VERSOS FORA DO ARMÁRIO
Coletânea POESIA GAY BRASILEIRA reúne 127 poemas, 18 deles inéditos, de 44 autores de diferentes origens e gerações literárias.
Existe uma literatura exclusivamente gay? Um caminho para encontrar a resposta está na antologia POESIA GAY BRASILEIRA, lançada no último sábado (7 de abril), na Livraria Baleia, na Capital (dos gaúchos).
- A obra é uma porta de entrada para o tema – explica a pesquisadora mineira Amanda Machado, que organizou a compilação, fruto de três anos de pesquisa, ao lado da jornalista e poeta paulista Marina Moura.

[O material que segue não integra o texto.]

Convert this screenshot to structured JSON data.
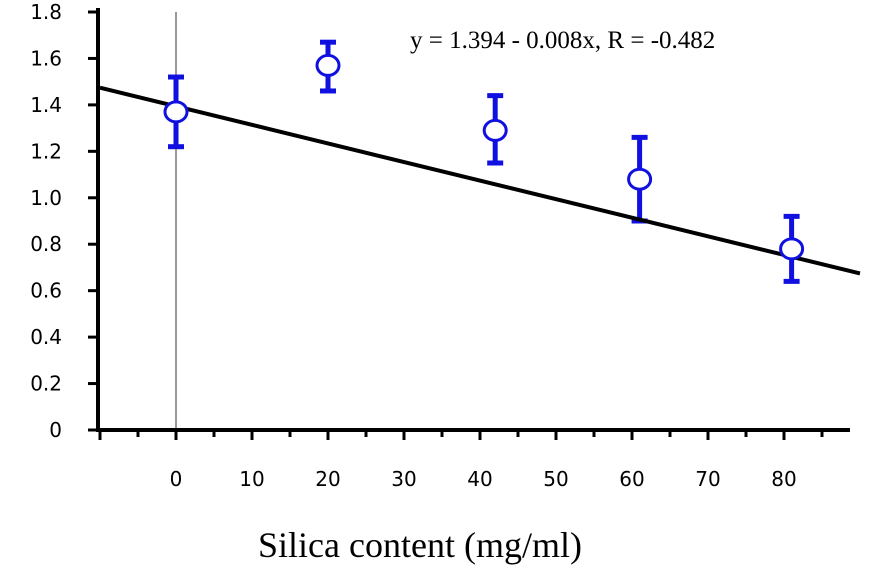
{
  "chart_data": {
    "type": "scatter",
    "title": "",
    "xlabel": "Silica content (mg/ml)",
    "ylabel": "",
    "xlim": [
      -10,
      90
    ],
    "ylim": [
      0,
      1.8
    ],
    "x_ticks": [
      0,
      10,
      20,
      30,
      40,
      50,
      60,
      70,
      80
    ],
    "x_tick_labels": [
      "0",
      "10",
      "20",
      "30",
      "40",
      "50",
      "60",
      "70",
      "80"
    ],
    "y_ticks": [
      0,
      0.2,
      0.4,
      0.6,
      0.8,
      1.0,
      1.2,
      1.4,
      1.6,
      1.8
    ],
    "y_tick_labels": [
      "0",
      "0.2",
      "0.4",
      "0.6",
      "0.8",
      "1.0",
      "1.2",
      "1.4",
      "1.6",
      "1.8"
    ],
    "grid": false,
    "reference_line_x": 0,
    "series": [
      {
        "x": [
          0,
          20,
          42,
          61,
          81
        ],
        "y": [
          1.37,
          1.57,
          1.29,
          1.08,
          0.78
        ],
        "err_low": [
          1.22,
          1.46,
          1.15,
          0.9,
          0.64
        ],
        "err_high": [
          1.52,
          1.67,
          1.44,
          1.26,
          0.92
        ]
      }
    ],
    "fit_line": {
      "intercept": 1.394,
      "slope": -0.008,
      "equation_label": "y = 1.394 - 0.008x, R = -0.482"
    },
    "colors": {
      "points": "#1010e0",
      "axes": "#000000",
      "fit": "#000000",
      "reference_line": "#999999"
    }
  }
}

O livro, já apresentado em São Paulo, Belo Horizonte e Rio de Janeiro, reúne 127 poemas – entre eles 18 inéditos – de 44 autores brasileiros. São trabalhos que abordam de diversos ângulos a homossexualidade, independentemente da orientação sexual do escritor.
Sem medo de se assumir, POESIA GAY BRASILEIRA dialoga com POEMAS DE AMOR MALDITO, coletânea organizada por Gasparino Damata e Walmir Ayala, considerada por alguns a primeira antologia de poemas homossexuais do Brasil. Lançada em 1969, em pleno regime de exceção, entretanto, em nenhum momento da temática LGBTQIA+ por meio da manifestação expressa dos organizadores ou mesmo pelos textos selecionados, como explicam Amanda e Marina na apresentação do trabalho que coordenaram: “Sem deixar de atribuir os devidos méritos ao corajoso trabalho de Damata e Ayala, ainda mais observando que lançaram a antologia em pleno AI-5, durante a ditadura militar, o que pretendemos aqui é um encontro de forças”.
Entre os temas da obra, nas palavras da poeta paulista, destacam-se “a visceralidade do afeto e a profundidade do amor entre as pessoas do mesmo sexo, porque é permeada por conflitos”.
- Os homossexuais têm que lutar muito para poder amar. Isso é árduo e fica evidente no livro – afirma a jornalista. - Tem também questões políticas que acabam rodeando isso. Porque há enfrentamento social e familiar. Você vai encontrar facadas, o proibido, o censurado, a culpa cristã.
É importante frisar que a antologia não trata apenas das relações homossexuais masculinas, como sugere a palavra gay do título. É também lésbica, bissexual, queer, trans – o que fica evidente por meio de um rápido passeio pelas páginas do livro.
- Essas questões são muito caras para a militância, ou para quem tem contato com essas lutas pelo reconhecimento e pelo respeito. A gente acredita que poesia gay dialoga com mais pessoas. Mas o nosso projeto quer ser inclusivo acima de tudo - defende Marina.
A complexidade da sigla LGBTQIA+ permeia a obra e é discutida no prefácio, na apresentação e na orelha do livro, assinada pela gaúcha Natalia Borges Polesso.
“Esta antologia é para todo o amante que não veio, para as desconhecidas que acenam de longe, para Amélias angelicais, as discípulas de Safo, as safadas, os velhos, a moça, aquelas que atravessam a rua, travestidas, as mal-educadas, as polidas. Esta antologia é para que possamos nos reconhecer”, escreveu a autora de AMORA, prêmio Jabuti 2016 de Contos e Crônicas.
Natalia ressalta o percurso das mulheres que pode ser vislumbrado na obra, desde Maria Firmina dos Reis (1825-1917), passando pela paulistana Hanna Korich, até chegar à pelotense Angélica Freitas, autora de UM ÚTERO É DO TAMANHO DE UM PUNHO:
- São vozes muito distintas. É lindo ver essa construção em um lugar meio enciclopédico – elogia a escritora de Bento Gonçalves.
Além de poemas de Angélica, o livro conta também com textos dos gaúchos Caio Fernando Abreu, Francisco Bittencourt, Paula Taitelbaum e Walmir Ayala. Vale salientar ainda os nomes de Lúcio Cardoso, Antonio Cicero, Hilda Hilst, Vange Leonel, Mário de Andrade, Roberto Piva e até Carlos Drummond de Andrade, presente com RAPTO – o poema remete a omito do sequestro do belo Ganimedes por Zeus, que se transformou em águia para levá-lo ao Olimpo, possuindo o rapaz em pleno voo.